Em 4 de dezembro de 1969, o ativista e revolucionário afro-americano Fred Hampton, presidente do Partido dos Panteras Negras, foi assassinado a tiros junto a Mark Clark durante uma invasão a sua casa pelos policiais de Chicago e agentes do FBI. Como resultado da influência da Cointelpro e suas artimanhas, um júri declarou que as mortes de Clark e Hampton foram “homicídios justificáveis”.
A cadeia de comportamento
O Cointelpro agia de maneira sistemática para derrubar seus alvos. Seu primeiro método era se infiltrar, usando agentes para espiar e perturbar um grupo, minando a confiança e assustando apoiadores em potencial. Em segundo lugar, vinha o verdadeiro “bombardeio psicológico”, plantando histórias falsas e liberando informações pessoais negativas na imprensa para criar uma imagem pública ruim para o alvo.
Além disso, eles criaram grupos de pseudomovimentos dirigidos por agentes e manipularam empregadores, proprietários e funcionários para causar problema aos ativistas. Restringiram o acesso a recursos públicos pressionando organizações sem fins lucrativos para cortar o financiamento ou apoio material a essas organizações. O FBI as derrubou criando conflitos internos, como exacerbar as tensões raciais jogando grupos negros contra supremacistas brancos e vice-versa. Inclusive, Fred Hampton começou a ser malvisto dentro do movimento Panteras Negras depois que teve inverdades espalhadas por infiltrados.
Assediar e tornar os dissidentes criminosos era considerado o terceiro passo. Os policiais trabalhavam para apresentar evidências forjadas ou falsificadas e ensaiavam testemunhos em que cometiam perjúrio. Também controlavam júris para intimidar ativistas, silenciar apoiadores e instaurar o medo de organizar qualquer tipo de protesto, pois agentes infiltrados promoveriam violência contra a polícia.
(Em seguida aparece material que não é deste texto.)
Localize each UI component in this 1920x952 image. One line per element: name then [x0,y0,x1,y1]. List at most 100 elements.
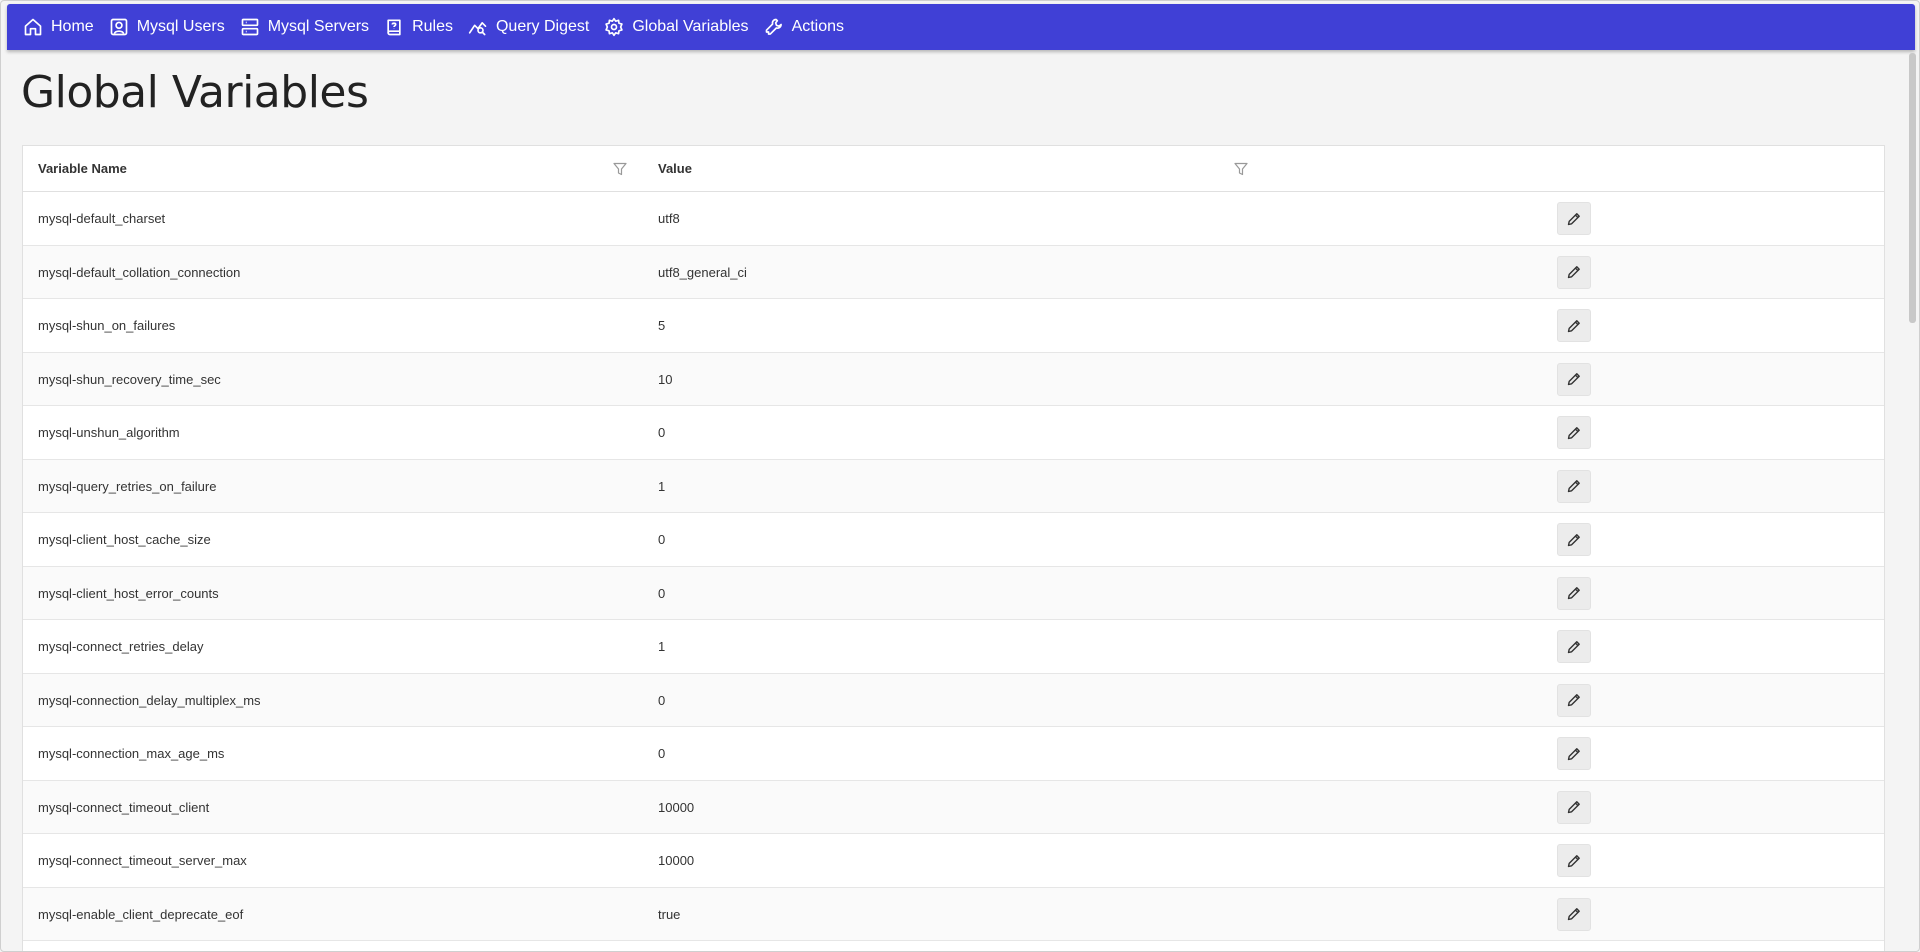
pencil-icon [1567,694,1580,707]
table-row: mysql-shun_recovery_time_sec 10 [23,352,1884,406]
nav-mysql-servers[interactable]: Mysql Servers [234,4,378,50]
edit-button[interactable] [1557,309,1591,342]
variable-value-cell: 0 [658,692,666,708]
scrollbar-thumb[interactable] [1909,53,1916,323]
variable-value-cell: 5 [658,318,666,333]
servers-icon [241,18,259,36]
home-icon [24,18,42,36]
edit-button[interactable] [1557,416,1591,449]
variable-name-cell: mysql-enable_client_deprecate_eof [38,906,244,922]
edit-button[interactable] [1557,362,1591,396]
variable-value-cell: 0 [658,746,666,761]
table-row: mysql-client_host_cache_size 0 [23,513,1884,567]
variable-name-cell: mysql-connect_timeout_server_max [38,853,247,868]
variable-name-cell: mysql-shun_recovery_time_sec [38,371,221,387]
pencil-icon [1567,266,1580,279]
nav-actions-label: Actions [791,18,845,35]
variable-name-cell: mysql-connect_timeout_client [38,799,210,815]
edit-button[interactable] [1557,630,1591,663]
variable-name-cell: mysql-shun_on_failures [38,318,176,333]
variable-value-cell: 10000 [658,853,695,868]
edit-button[interactable] [1557,737,1591,770]
variable-value-cell: 10000 [658,799,695,815]
nav-global-variables[interactable]: Global Variables [598,4,757,50]
chart-icon [468,22,487,36]
user-icon [110,18,128,36]
nav-global-variables-label: Global Variables [632,18,749,35]
edit-button[interactable] [1557,469,1591,503]
app-window: Home Mysql Users Mysql Servers Rules Que… [0,0,1920,952]
variable-name-cell: mysql-query_retries_on_failure [38,478,217,494]
table-row: mysql-connect_timeout_client 10000 [23,780,1884,834]
rules-icon [387,19,401,36]
table-header: Variable Name Value [23,146,1884,192]
table-body: mysql-default_charset utf8 mysql-default_c… [23,192,1884,941]
variable-value-cell: utf8 [658,211,680,226]
pencil-icon [1567,747,1580,760]
edit-button[interactable] [1557,523,1591,556]
gear-icon [605,17,624,37]
filter-icon[interactable] [612,161,628,177]
variable-value-cell: utf8_general_ci [658,264,747,280]
variable-name-cell: mysql-connection_delay_multiplex_ms [38,692,261,708]
pencil-icon [1567,426,1580,439]
table-row: mysql-connect_retries_delay 1 [23,620,1884,674]
variable-name-cell: mysql-client_host_error_counts [38,585,219,601]
pencil-icon [1567,480,1580,493]
variable-name-cell: mysql-default_collation_connection [38,264,241,280]
variables-table: Variable Name Value mysql-default_charse… [22,145,1885,951]
variable-value-cell: 0 [658,532,666,547]
nav-query-digest[interactable]: Query Digest [462,4,598,50]
filter-icon[interactable] [1233,161,1249,177]
pencil-icon [1567,854,1580,867]
top-navbar: Home Mysql Users Mysql Servers Rules Que… [7,4,1915,50]
table-row: mysql-shun_on_failures 5 [23,299,1884,353]
table-row: mysql-enable_client_deprecate_eof true [23,887,1884,941]
edit-button[interactable] [1557,683,1591,717]
edit-button[interactable] [1557,255,1591,289]
variable-value-cell: 1 [658,639,666,654]
table-row: mysql-client_host_error_counts 0 [23,566,1884,620]
nav-rules[interactable]: Rules [378,4,462,50]
edit-button[interactable] [1557,576,1591,610]
column-header-value: Value [658,161,692,176]
variable-value-cell: 1 [658,478,666,494]
variable-name-cell: mysql-connect_retries_delay [38,639,204,654]
pencil-icon [1567,801,1580,814]
variable-name-cell: mysql-connection_max_age_ms [38,746,225,761]
variable-value-cell: 0 [658,425,666,440]
table-row: mysql-default_charset utf8 [23,192,1884,246]
variable-value-cell: true [658,906,681,922]
nav-query-digest-label: Query Digest [495,18,590,35]
pencil-icon [1567,640,1580,653]
nav-mysql-users[interactable]: Mysql Users [103,4,234,50]
pencil-icon [1567,587,1580,600]
pencil-icon [1567,908,1580,921]
table-row: mysql-connection_delay_multiplex_ms 0 [23,673,1884,727]
variable-value-cell: 10 [658,371,673,387]
table-row: mysql-default_collation_connection utf8_g… [23,245,1884,299]
pencil-icon [1567,533,1580,546]
edit-button[interactable] [1557,202,1591,235]
edit-button[interactable] [1557,897,1591,931]
nav-mysql-servers-label: Mysql Servers [267,18,370,35]
variable-name-cell: mysql-unshun_algorithm [38,425,180,440]
edit-button[interactable] [1557,844,1591,877]
page-title: Global Variables [21,67,369,118]
table-row: mysql-connection_max_age_ms 0 [23,727,1884,781]
column-header-variable-name: Variable Name [38,161,127,176]
table-row: mysql-query_retries_on_failure 1 [23,459,1884,513]
nav-mysql-users-label: Mysql Users [136,18,225,35]
nav-rules-label: Rules [412,18,453,35]
wrench-icon [765,18,782,35]
table-row: mysql-connect_timeout_server_max 10000 [23,834,1884,888]
nav-actions[interactable]: Actions [758,4,853,50]
pencil-icon [1567,319,1580,332]
pencil-icon [1567,373,1580,386]
edit-button[interactable] [1557,790,1591,824]
pencil-icon [1567,212,1580,225]
nav-home-label: Home [51,18,94,35]
variable-name-cell: mysql-default_charset [38,211,166,226]
variable-value-cell: 0 [658,585,666,601]
nav-home[interactable]: Home [17,4,103,50]
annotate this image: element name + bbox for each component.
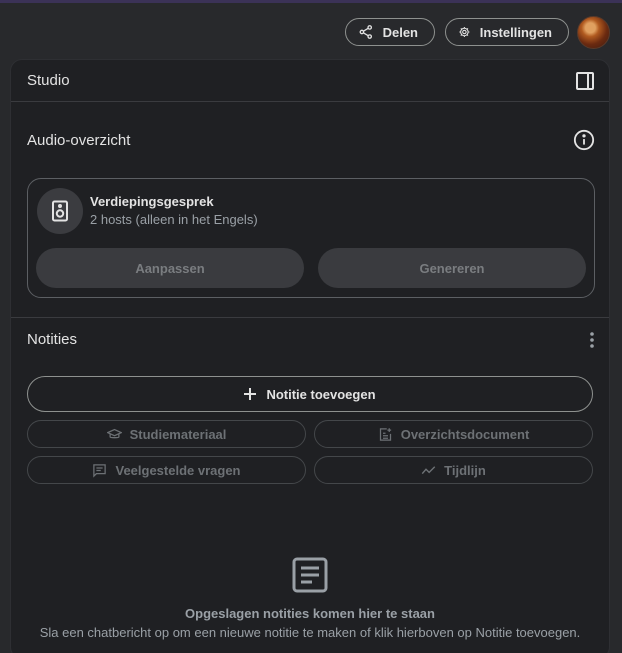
- add-note-button[interactable]: Notitie toevoegen: [27, 376, 593, 412]
- chip-label: Studiemateriaal: [129, 426, 227, 442]
- top-bar: Delen Instellingen: [345, 15, 610, 49]
- empty-state-title: Opgeslagen notities komen hier te staan: [185, 606, 435, 621]
- chip-label: Tijdlijn: [444, 462, 486, 478]
- timeline-icon: [421, 465, 436, 474]
- share-icon: [359, 25, 373, 39]
- share-button[interactable]: Delen: [345, 18, 435, 46]
- settings-button[interactable]: Instellingen: [445, 18, 569, 46]
- plus-icon: [244, 388, 257, 400]
- note-chips: Studiemateriaal Overzichtsdocument Veelg…: [27, 420, 593, 484]
- graduation-cap-icon: [106, 428, 122, 438]
- customize-button[interactable]: Aanpassen: [36, 248, 304, 288]
- collapse-panel-icon[interactable]: [575, 71, 595, 91]
- info-icon[interactable]: [573, 129, 595, 151]
- document-add-icon: [379, 427, 391, 441]
- empty-state-subtitle: Sla een chatbericht op om een nieuwe not…: [39, 625, 581, 640]
- chip-timeline[interactable]: Tijdlijn: [314, 456, 593, 484]
- notes-empty-state: Opgeslagen notities komen hier te staan …: [11, 556, 609, 640]
- more-vert-icon[interactable]: [589, 331, 595, 349]
- audio-format-name: Verdiepingsgesprek: [90, 194, 214, 209]
- generate-button[interactable]: Genereren: [318, 248, 586, 288]
- gear-icon: [459, 26, 470, 38]
- notes-title: Notities: [27, 331, 78, 348]
- chip-briefing-doc[interactable]: Overzichtsdocument: [314, 420, 593, 448]
- audio-card: Verdiepingsgesprek 2 hosts (alleen in he…: [27, 178, 595, 298]
- settings-label: Instellingen: [479, 24, 552, 40]
- add-note-label: Notitie toevoegen: [266, 386, 376, 402]
- avatar[interactable]: [577, 15, 610, 49]
- chip-study-guide[interactable]: Studiemateriaal: [27, 420, 306, 448]
- chip-faq[interactable]: Veelgestelde vragen: [27, 456, 306, 484]
- chip-label: Overzichtsdocument: [400, 426, 530, 442]
- studio-panel: Studio Audio-overzicht Verdiepingsgespre…: [10, 59, 610, 653]
- notes-title-row: Notities: [11, 318, 609, 361]
- speaker-icon-circle: [37, 188, 83, 234]
- note-document-icon: [292, 557, 328, 593]
- share-label: Delen: [382, 24, 418, 40]
- speaker-icon: [52, 200, 68, 222]
- audio-texts: Verdiepingsgesprek 2 hosts (alleen in he…: [90, 194, 258, 227]
- audio-overview-section: Audio-overzicht Verdiepingsgesprek 2 hos…: [11, 102, 609, 318]
- audio-buttons: Aanpassen Genereren: [36, 248, 586, 288]
- top-accent-line: [0, 0, 622, 3]
- audio-format-subtitle: 2 hosts (alleen in het Engels): [90, 212, 258, 227]
- audio-title: Audio-overzicht: [27, 131, 131, 149]
- audio-title-row: Audio-overzicht: [11, 102, 609, 178]
- chip-label: Veelgestelde vragen: [115, 462, 241, 478]
- studio-header: Studio: [11, 60, 609, 102]
- panel-title: Studio: [27, 72, 70, 89]
- faq-icon: [93, 463, 107, 478]
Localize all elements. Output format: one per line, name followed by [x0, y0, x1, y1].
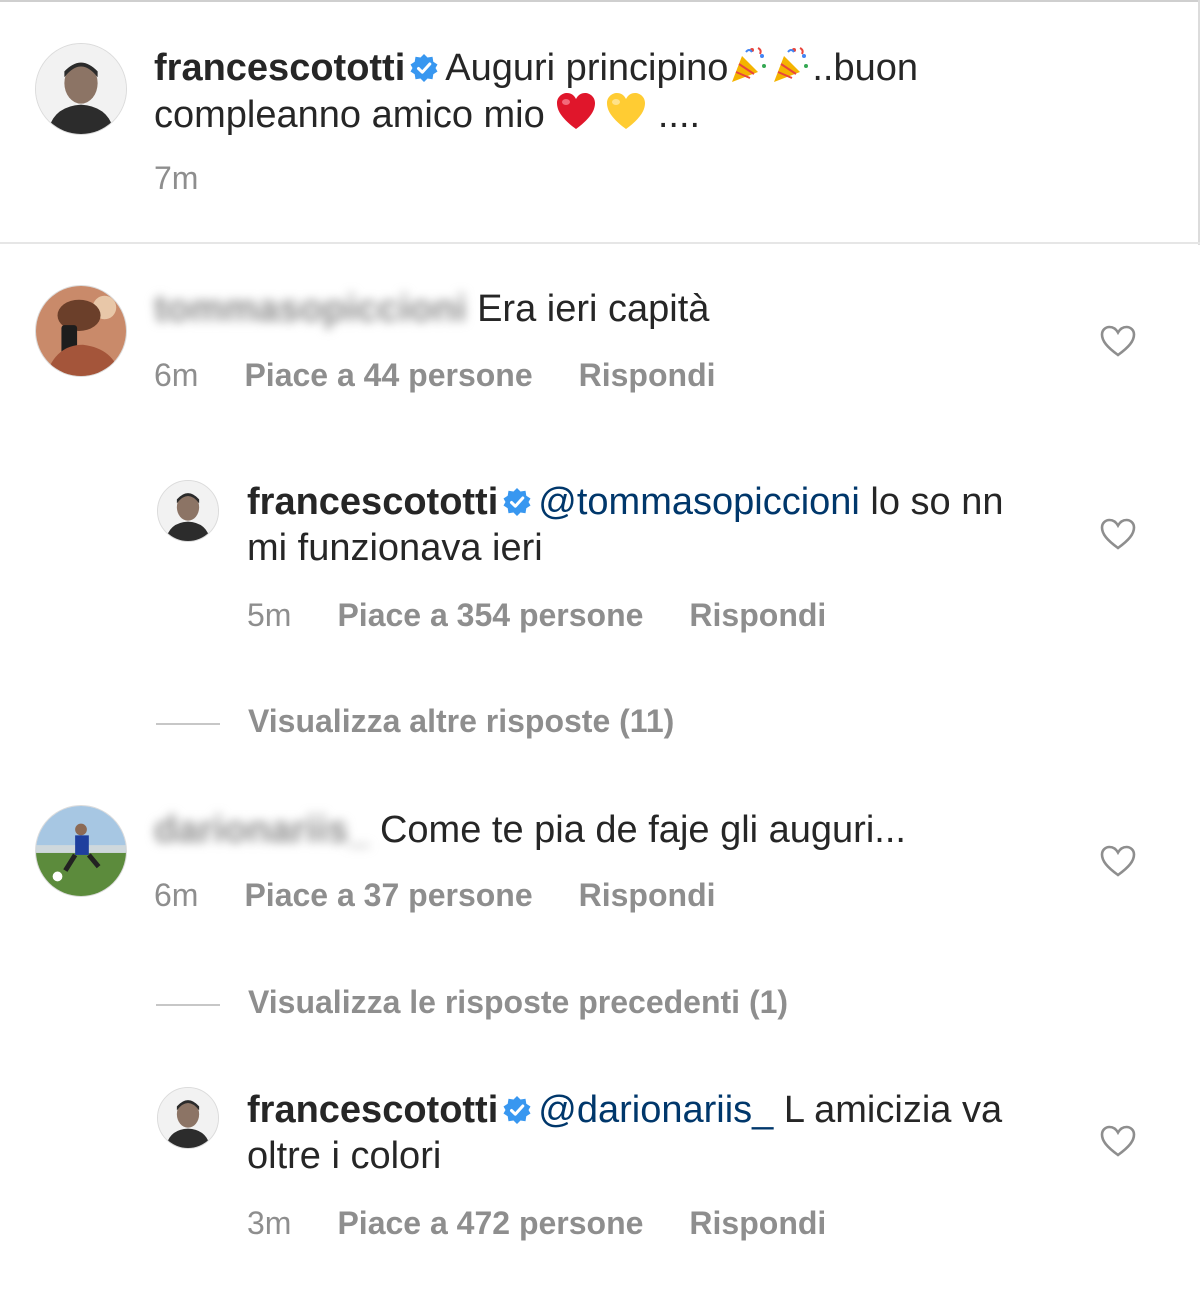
comment-2-likes[interactable]: Piace a 37 persone	[244, 877, 532, 913]
reply-1-reply-button[interactable]: Rispondi	[689, 597, 826, 633]
party-popper-icon	[728, 44, 770, 86]
view-more-replies-label: Visualizza altre risposte (11)	[248, 703, 675, 739]
reply-1-meta: 5m Piace a 354 persone Rispondi	[247, 597, 826, 634]
caption-time: 7m	[154, 160, 199, 196]
comment-1-body: Era ieri capità	[477, 288, 710, 330]
verified-badge-icon	[502, 487, 532, 517]
comment-2-meta: 6m Piace a 37 persone Rispondi	[154, 877, 716, 914]
dash-line	[156, 722, 220, 725]
avatar-francescototti[interactable]	[35, 43, 127, 135]
reply-1-username[interactable]: francescototti	[247, 481, 498, 523]
heart-outline-icon[interactable]	[1099, 1124, 1137, 1158]
caption-text-part3: ....	[657, 94, 701, 136]
reply-2-meta: 3m Piace a 472 persone Rispondi	[247, 1205, 826, 1242]
reply-2-text: francescototti @darionariis_ L amicizia v…	[247, 1087, 1047, 1179]
top-border	[0, 0, 1200, 2]
avatar-francescototti-reply[interactable]	[157, 1087, 219, 1149]
view-previous-replies-label: Visualizza le risposte precedenti (1)	[248, 984, 789, 1020]
view-more-replies-button[interactable]: Visualizza altre risposte (11)	[156, 703, 674, 740]
comment-1-username[interactable]: tommasopiccioni	[154, 288, 467, 330]
heart-outline-icon[interactable]	[1099, 844, 1137, 878]
reply-1-time: 5m	[247, 597, 292, 633]
yellow-heart-emoji	[605, 91, 647, 133]
avatar-image	[158, 1088, 218, 1148]
red-heart-emoji	[555, 91, 597, 133]
avatar-image	[36, 286, 126, 376]
caption-meta: 7m	[154, 160, 244, 197]
reply-1-text: francescototti @tommasopiccioni lo so nn …	[247, 479, 1047, 571]
comment-2-reply-button[interactable]: Rispondi	[579, 877, 716, 913]
party-popper-icon	[770, 44, 812, 86]
reply-2-likes[interactable]: Piace a 472 persone	[337, 1205, 643, 1241]
comment-1-time: 6m	[154, 357, 199, 393]
comment-2-text: darionariis_ Come te pia de faje gli aug…	[154, 807, 1054, 853]
reply-2-username[interactable]: francescototti	[247, 1089, 498, 1131]
comment-1-text: tommasopiccioni Era ieri capità	[154, 286, 1054, 332]
avatar-image	[36, 44, 126, 134]
caption-username[interactable]: francescototti	[154, 47, 405, 89]
comment-1-likes[interactable]: Piace a 44 persone	[244, 357, 532, 393]
heart-outline-icon[interactable]	[1099, 517, 1137, 551]
comment-2-body: Come te pia de faje gli auguri...	[379, 809, 906, 851]
comment-1-reply-button[interactable]: Rispondi	[579, 357, 716, 393]
heart-outline-icon[interactable]	[1099, 324, 1137, 358]
view-previous-replies-button[interactable]: Visualizza le risposte precedenti (1)	[156, 984, 788, 1021]
avatar-francescototti-reply[interactable]	[157, 480, 219, 542]
reply-1-mention[interactable]: @tommasopiccioni	[538, 481, 860, 523]
dash-line	[156, 1003, 220, 1006]
reply-2-time: 3m	[247, 1205, 292, 1241]
reply-1-likes[interactable]: Piace a 354 persone	[337, 597, 643, 633]
avatar-darionariis[interactable]	[35, 805, 127, 897]
avatar-image	[158, 481, 218, 541]
comment-1-meta: 6m Piace a 44 persone Rispondi	[154, 357, 716, 394]
divider	[0, 242, 1200, 244]
verified-badge-icon	[502, 1095, 532, 1125]
avatar-image	[36, 806, 126, 896]
reply-2-reply-button[interactable]: Rispondi	[689, 1205, 826, 1241]
comment-2-username[interactable]: darionariis_	[154, 809, 369, 851]
reply-2-mention[interactable]: @darionariis_	[538, 1089, 773, 1131]
verified-badge-icon	[409, 53, 439, 83]
avatar-tommasopiccioni[interactable]	[35, 285, 127, 377]
caption-text: francescototti Auguri principino ..buon co…	[154, 44, 1054, 138]
caption-text-part1: Auguri principino	[445, 47, 729, 89]
comment-2-time: 6m	[154, 877, 199, 913]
O quarto passo, apoiando-se nesse controle do sistema legal que detinham, era o ataque do FBI e da polícia, que arrombavam, vandalizavam e assassinavam os dissidentes para tentar enfraquecer cada vez mais os movimentos. Depois que o Cointelpro foi exposto, ficou determinado que esse tipo de violência era tão cruel e friamente calculada que só podia ser chamado de terrorismo.
A exposição
Em 8 de março de 1971, enquanto acontecia a emblemática luta de Muhammad Ali contra Joe Frazier, alguns ativistas do grupo secreto Comissão de Cidadãos invadiram o escritório de dois agentes do FBI em Media, na Pensilvânia (EUA), e roubaram mais de 1 mil documentos ultrassecretos sobre o Cointelpro. Eles revelaram anos de escuta telefônica, infiltração e manipulação da mídia para suprimir a dissidência, assim como assassinatos e a criação de um gabinete de fake news.
No dia seguinte, à exceção do The Washington Post, todos os jornais se recusaram a publicar uma matéria revelando anos de orquestração criminosa do FBI. No entanto, não demorou muito para que os veículos de imprensa fossem cedendo e toda a sujeira do Cointelpro se chocasse com a derrota de Ali, que inclusive foi perseguido pelo programa secreto devido ao seu envolvimento com movimentos antiguerra.
Ainda que em abril daquele ano Edgar Hoover tenha decretado o fim do Programa de Contrainteligência, a espionagem doméstica continuou, com o FBI plantando mais de 500 escutas entre 1972 e 1974 e abrindo mais de 2 mil correspondências de cidadãos norte-americanos. No entanto, nada se comparou com o que o Cointelpro fez ao destruir limites constitucionais e tentar silenciar a liberdade civil.